Research reactors (e.g., NIST, ILL): thermal flux 10^14 to 2×10^15 n/cm²/s. Power reactor fuel center: 3-5×10^13 n/cm²/s. Medical cyclotron neutron beam: 10^8 to 10^12 n/cm²/s. Am-Be or Cf-252 neutron sources: 10^5 to 10^8 n/cm²/s. High-flux material test reactors (e.g., HFIR): up to 2×10^15 n/cm²/s in the reflector. The flux directly scales the production rate and burnup rate for a given target.
Can I use this calculator for fission product buildup?
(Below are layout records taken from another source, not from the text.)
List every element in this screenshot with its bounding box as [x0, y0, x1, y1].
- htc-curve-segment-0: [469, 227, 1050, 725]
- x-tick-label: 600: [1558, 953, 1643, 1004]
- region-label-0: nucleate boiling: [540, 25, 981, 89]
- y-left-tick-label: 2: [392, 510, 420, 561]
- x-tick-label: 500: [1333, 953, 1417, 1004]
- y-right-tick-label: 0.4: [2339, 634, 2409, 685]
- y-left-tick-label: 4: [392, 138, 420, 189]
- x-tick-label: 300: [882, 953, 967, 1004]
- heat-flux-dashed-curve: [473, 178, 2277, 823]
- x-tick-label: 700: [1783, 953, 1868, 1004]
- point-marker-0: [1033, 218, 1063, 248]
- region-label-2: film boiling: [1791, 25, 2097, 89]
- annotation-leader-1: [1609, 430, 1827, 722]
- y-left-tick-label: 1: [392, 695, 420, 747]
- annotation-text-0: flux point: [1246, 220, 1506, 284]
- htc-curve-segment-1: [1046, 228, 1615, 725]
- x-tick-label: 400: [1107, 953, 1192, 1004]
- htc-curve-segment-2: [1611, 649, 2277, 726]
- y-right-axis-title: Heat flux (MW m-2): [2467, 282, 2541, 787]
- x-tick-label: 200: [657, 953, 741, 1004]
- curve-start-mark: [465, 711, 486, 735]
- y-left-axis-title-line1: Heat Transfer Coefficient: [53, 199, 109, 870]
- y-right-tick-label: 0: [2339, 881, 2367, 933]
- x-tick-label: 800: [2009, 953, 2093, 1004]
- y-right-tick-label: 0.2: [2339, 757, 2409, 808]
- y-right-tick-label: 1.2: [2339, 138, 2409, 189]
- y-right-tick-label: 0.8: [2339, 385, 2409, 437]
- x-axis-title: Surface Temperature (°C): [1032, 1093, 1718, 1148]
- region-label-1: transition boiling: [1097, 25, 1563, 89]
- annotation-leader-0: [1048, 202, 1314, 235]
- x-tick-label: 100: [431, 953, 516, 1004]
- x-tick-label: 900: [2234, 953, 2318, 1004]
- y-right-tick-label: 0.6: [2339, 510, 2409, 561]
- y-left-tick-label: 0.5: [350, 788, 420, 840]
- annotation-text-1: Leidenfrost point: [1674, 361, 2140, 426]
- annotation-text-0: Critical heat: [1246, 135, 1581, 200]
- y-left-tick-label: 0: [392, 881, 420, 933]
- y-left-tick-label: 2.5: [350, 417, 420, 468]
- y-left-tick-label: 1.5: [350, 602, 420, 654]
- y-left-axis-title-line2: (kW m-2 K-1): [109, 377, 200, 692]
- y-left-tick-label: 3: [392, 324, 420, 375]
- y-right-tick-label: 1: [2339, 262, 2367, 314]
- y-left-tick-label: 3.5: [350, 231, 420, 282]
Production mode can approximate the activity of a fission product if you treat fission as the source of the target atoms. However, for direct fission product inventory calculations, the proper approach is the Bateman equations including branching ratios and chain transitions. This calculator is most accurate for single-step activation reactions of the form target + n to product + gamma, where the product is the isotope of interest and no significant chain feeding occurs.
What is the relationship between saturation fraction and effective irradiation time?
The saturation fraction S(t) = 1 - exp(-λt) depends only on the ratio t / T1/2 of the irradiation time to the product half-life. At t = T1/2, S = 0.500. At t = 2×T1/2, S = 0.750. At t = 3×T1/2, S = 0.875. Each additional half-life adds half of the remaining gap to saturation. This diminishing return explains why irradiating beyond 3-4 half-lives is rarely economical, since you must double the irradiation time to close half the remaining gap.
Why does burnup use 1 - exp(-σ·φ·t) instead of a decay equation?
In burnup the target atoms are removed by neutron absorption, not by spontaneous radioactive decay. The removal rate is proportional to σ·φ·N(t), giving dN/dt = -σ·φ·N, whose solution is N(t) = N_0 × exp(-σ·φ·t). The product σ·φ plays the role of an effective decay constant. The key difference from radioactive decay is that σ·φ depends on the reactor operating condition and can be changed by adjusting the flux, whereas the radioactive decay constant λ is fixed by nuclear physics.